On the other hand, one who is ignorant of how the modes work, or is too lazy to apply this knowledge, is under their unshakable grasp.  False egoism makes one believe that they are the master of their destiny; however, they have no choice.  One cannot live life deliberately, confident that his choices are in his best interest.  The modes of nature influence one’s actions from one moment to the next.  Krishna describes this person as a “first-class fool”, because they think they are “the doer of activities that are in fact carried out by material nature.”  Such a fool is obliged to live out their life as a victim, tossed here and there by the modes.

like a man in a dinghy on the open sea with no oars.  Since he cannot make choices on the basis of his self-interest; he makes his choices on the basis of sense gratification, which makes him no better than an animal.  He is manipulated by the modes of nature.

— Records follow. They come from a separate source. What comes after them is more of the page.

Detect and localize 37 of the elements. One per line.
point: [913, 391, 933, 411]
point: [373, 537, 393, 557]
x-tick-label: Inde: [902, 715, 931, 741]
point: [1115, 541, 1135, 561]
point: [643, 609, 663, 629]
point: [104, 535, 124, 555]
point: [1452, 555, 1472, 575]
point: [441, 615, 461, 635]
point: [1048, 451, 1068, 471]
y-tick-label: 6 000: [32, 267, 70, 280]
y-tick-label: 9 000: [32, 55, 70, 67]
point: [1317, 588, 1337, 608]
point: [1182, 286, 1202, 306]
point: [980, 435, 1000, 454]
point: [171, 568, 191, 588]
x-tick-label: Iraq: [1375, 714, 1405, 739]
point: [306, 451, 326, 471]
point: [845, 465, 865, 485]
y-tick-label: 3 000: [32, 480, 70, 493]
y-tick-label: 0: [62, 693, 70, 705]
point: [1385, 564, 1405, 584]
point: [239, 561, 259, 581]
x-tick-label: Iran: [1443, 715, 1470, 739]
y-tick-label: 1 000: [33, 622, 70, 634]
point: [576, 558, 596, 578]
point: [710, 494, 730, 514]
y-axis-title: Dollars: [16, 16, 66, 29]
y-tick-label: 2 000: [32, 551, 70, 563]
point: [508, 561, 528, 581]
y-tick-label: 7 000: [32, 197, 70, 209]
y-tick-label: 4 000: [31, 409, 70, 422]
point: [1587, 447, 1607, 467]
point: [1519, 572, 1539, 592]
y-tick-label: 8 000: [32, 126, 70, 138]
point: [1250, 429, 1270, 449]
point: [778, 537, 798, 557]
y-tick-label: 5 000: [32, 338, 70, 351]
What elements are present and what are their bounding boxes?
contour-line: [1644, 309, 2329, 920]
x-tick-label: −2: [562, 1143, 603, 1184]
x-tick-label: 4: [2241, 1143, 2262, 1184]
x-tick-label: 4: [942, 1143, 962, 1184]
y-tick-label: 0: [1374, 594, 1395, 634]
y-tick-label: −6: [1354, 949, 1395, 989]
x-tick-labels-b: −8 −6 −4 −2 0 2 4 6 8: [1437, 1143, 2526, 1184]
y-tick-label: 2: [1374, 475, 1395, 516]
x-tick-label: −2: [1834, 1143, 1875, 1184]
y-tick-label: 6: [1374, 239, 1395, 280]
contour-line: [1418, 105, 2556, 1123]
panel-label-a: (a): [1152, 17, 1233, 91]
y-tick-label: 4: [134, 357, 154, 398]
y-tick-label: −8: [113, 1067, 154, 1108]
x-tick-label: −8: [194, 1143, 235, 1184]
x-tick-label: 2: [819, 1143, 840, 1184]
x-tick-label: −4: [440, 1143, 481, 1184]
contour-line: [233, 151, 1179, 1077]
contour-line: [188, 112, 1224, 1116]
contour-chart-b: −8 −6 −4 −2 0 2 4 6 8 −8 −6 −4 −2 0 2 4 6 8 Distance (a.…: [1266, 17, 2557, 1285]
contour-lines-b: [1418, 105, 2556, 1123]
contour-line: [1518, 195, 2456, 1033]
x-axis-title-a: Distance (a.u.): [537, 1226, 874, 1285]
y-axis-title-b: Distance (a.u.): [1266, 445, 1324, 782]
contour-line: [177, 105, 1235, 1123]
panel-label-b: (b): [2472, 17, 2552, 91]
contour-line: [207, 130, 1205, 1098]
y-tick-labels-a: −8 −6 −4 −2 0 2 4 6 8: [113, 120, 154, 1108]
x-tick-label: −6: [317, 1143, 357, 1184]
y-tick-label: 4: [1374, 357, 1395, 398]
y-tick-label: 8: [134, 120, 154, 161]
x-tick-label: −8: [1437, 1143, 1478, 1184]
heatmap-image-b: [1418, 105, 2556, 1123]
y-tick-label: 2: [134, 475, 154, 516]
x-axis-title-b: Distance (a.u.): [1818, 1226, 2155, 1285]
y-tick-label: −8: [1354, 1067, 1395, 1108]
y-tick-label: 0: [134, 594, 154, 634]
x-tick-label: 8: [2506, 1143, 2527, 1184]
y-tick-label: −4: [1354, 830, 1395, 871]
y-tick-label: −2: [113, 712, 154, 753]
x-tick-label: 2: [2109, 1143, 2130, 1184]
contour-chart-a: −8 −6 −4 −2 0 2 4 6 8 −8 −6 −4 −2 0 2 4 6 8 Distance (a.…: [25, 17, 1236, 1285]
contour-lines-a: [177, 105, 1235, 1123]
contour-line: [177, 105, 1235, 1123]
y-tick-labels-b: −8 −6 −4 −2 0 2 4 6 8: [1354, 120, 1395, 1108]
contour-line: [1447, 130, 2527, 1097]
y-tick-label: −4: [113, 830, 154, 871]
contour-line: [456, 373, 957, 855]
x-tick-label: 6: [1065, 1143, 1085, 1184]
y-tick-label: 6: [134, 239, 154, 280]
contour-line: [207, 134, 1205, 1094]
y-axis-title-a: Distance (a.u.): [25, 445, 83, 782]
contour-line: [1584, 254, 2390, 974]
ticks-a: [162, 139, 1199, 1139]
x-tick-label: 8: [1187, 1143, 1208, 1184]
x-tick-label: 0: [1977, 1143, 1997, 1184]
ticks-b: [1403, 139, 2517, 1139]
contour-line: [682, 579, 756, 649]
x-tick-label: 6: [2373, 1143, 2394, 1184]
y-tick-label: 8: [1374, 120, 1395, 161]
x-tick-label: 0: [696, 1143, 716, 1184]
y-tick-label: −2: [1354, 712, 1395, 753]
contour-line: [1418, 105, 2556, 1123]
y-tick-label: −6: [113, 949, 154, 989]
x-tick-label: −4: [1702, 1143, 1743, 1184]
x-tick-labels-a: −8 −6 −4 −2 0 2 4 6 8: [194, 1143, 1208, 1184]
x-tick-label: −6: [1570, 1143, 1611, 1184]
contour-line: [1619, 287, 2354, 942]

But one who takes full responsibility to act on this knowledge for their betterment can live in this world with confidence.  Their confidence stems not from false ego, but from knowledge and faith in Krishna’s instructions.  Additionally, one sees practically that what they do is ultimately beneficial for them.  This illustrates the value of having a clear understanding of the modes of nature.  One who accepts Krishna’s authority knows immediately that acting in the mode of goodness is the only intelligent choice.  When done in conjunction with the practice of Krishna consciousness, it naturally leads to liberation, for Krishna says action in the mode of goodness is purifying.  Thus, by constant practice, gradually one attains steadiness in the mode of goodness.  This in turn becomes the jumping-off point to pure goodness, liberation in Krishna consciousness, which is the ultimate purpose of Krishna’s teachings.

On this point about having choice, it means we are responsible for our choices whether the choices are made deliberately or accidentally.  Not choosing is also a choice.  You are responsible anyway.

“Okay, but what if I did not know I had a choice?  It is unfair if these modes are forced on me and I know nothing about them.” 

Srila Prabhupada says that we are still responsible.  Ignorance is no excuse.  A child is ignorant that fire is hot; nevertheless, fire equally burns the child or the adult in knowledge.  In the same way, the laws of nature act impartially.  It is not a question of fair or unfair.  It is a question of whether one will accept responsibility and do the right thing or bury one’s head in the modes and hope for the best.  That is a choice you are responsible for.

Another version of neglecting responsibility is to throw all cares to the wind and simply hope for Krishna’s mercy.  This is sentimentalism, not a science.